An immigrant-dominated panel Feb. 3 at the annual Catholic Social Ministry Gathering in Washington showed immigrants seizing educational and professional opportunities that they would have had little hope of finding in their home countries.
Zenayda Bonilla, a home health aide for the Golden Steps Elder Care cooperative in Brooklyn, New York, remembered coming from El Salvador in 2003, leaving her 3-year-old son behind — they were eventually reunited, and he will graduate from high school this year — but being confounded by the strangeness of her new home.
“It was hard for me to find a job because I did not speak English. It was a big barrier for me. People made fun of me,” Bonilla said. “I had to suffer discrimination in different ways because you don’t speak the language you’re supposed to speak. Add the way that you look, you look like the same thing that happens right now: You think that immigrants aren’t human beings.
“It was a hard thing to defend myself, because I could not explain what I want,” Bonilla added. But she took advantage of English classes and CPR, nutrition and other classes after going to a Golden Steps open house to qualify for a job there.
Because Golden Steps is a worker-owned cooperative, Bonilla gets to pocket nearly all of the $18-$19 hourly charge for care. Most for-profit home health services charge around $30 an hour, but pay the caregivers about $13, she said. Bonilla told Catholic News Service after the panel that she plans on going to nursing school. “I know I can do this,” she said.
Ahmed Ali, a founder and current executive director of the Greater Minnesota Worker Center in St. Cloud, came to the United States from Somalia via Kenya, where he had been in a refugee camp following a continuing pattern of what he called “chaos and lawlessness” in his home country.

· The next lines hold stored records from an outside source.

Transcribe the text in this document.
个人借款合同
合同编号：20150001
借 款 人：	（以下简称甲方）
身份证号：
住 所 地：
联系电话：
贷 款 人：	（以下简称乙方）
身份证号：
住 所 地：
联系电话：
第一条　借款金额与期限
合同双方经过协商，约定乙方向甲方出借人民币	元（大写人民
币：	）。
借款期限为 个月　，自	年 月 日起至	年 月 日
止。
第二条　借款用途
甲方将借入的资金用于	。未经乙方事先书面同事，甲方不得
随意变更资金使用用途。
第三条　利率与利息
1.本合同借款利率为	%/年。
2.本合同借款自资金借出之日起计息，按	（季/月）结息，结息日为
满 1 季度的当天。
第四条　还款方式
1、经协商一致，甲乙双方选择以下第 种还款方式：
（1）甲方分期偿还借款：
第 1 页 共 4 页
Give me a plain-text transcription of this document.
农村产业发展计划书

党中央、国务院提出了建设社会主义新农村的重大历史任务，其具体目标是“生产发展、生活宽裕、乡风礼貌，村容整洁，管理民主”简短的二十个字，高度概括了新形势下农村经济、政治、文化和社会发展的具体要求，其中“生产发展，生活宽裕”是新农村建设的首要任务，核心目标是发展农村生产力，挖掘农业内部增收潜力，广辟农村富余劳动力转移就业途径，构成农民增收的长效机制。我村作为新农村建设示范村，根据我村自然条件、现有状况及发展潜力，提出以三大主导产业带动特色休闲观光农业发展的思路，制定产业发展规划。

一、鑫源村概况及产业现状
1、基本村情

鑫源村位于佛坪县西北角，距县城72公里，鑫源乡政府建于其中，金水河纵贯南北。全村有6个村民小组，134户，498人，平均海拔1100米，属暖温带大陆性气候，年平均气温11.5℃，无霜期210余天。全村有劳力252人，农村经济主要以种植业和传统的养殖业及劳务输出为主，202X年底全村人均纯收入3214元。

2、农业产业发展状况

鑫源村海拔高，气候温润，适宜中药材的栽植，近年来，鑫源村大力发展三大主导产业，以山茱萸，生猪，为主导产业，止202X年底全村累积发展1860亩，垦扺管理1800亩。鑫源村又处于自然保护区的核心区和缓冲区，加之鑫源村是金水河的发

“In 2006, my family got an opportunity to resettle in the United States. I had my first experience of snow in Minnesota,” Ali said. “I’ve since become a Minnesotan; I don’t care about snow anymore,” he joked before admitting, “Language was an experience for me.”
In addition, “I came from a country where everybody looked like everybody else. When I came over here, I find that I was in a minority culture.” Ali moved to Chicago, which he found to be more diverse, and got an two-year associate degree there, and moved back to Minnesota eight years ago.
“I tried to see how I could be useful to the community,” Ali said, recalling he was at a Somali restaurant when someone approached him saying, “We’re trying to do something for immigrant workers. If you’re interested, please come.” It was the first meeting of the worker center, where he has been executive director the last two years. “We try to make America better than when we found it,” he added.
“I disagree with President (George W.) Bush on a number of things, especially the wars in Iraq and Afghanistan, but he allowed the greatest number of Somali refugees,” Ali said. “If I were to try to come today, I would not be able to come. Somalia is part of the travel ban.”
Emigrating from Ecuador at age 11 with her parents, Monica Guerrero works with Baltimoreans United for Leadership Development, or BUILD, in Baltimore. Not only was she the first in her family to go to college, she has since earned two master’s degrees.
Volunteering with Catholic Charities in Baltimore, where she moved seven years ago, “was a life-changing experience for me,” Guerrero said.
“I went to the Esperanza Center, and I saw the same struggles that my mom faced,” she added. “I saw the men, struggling to make money for their families here and to send money to their family back home — that was my dad.” And “those kids I work with now are me when I was a kid,” she noted.
In Baltimore, Guerrero said, “You hear the comment, ‘Oh, there’s not too many Latinos.’ But Latinos are a great part of the Baltimore population,” which has grown 134 percent over the past decade. “It’s a number,” she said, “you should not ignore.”
One missing number, though, troubled her greatly.
“Last year there was a spike in suicide in our community. I’m a public health servant. And there was nothing. There was no data on Latinos who die by suicide in Maryland,” Guerrero said. “Nobody knew that (number), and that was unacceptable.”
But to combat suicide, Guerrero said, “we partnered through a parish through my day work. An emergency response to teach people how to recognize the symptoms of stress. If you are an immigrant and you have to cross the border, it’s more than the experiences, you had in your original country: violence, war, crime. And the path to get here is extremely hard — children and adults.”
Despite her advocacy and accomplishments, Guerrero said not all the shadows have evaporated. “My ma and my dad, they don’t speak English. They are very intimated,” she said. “They think the security guard is the police. Especially the immigration police.”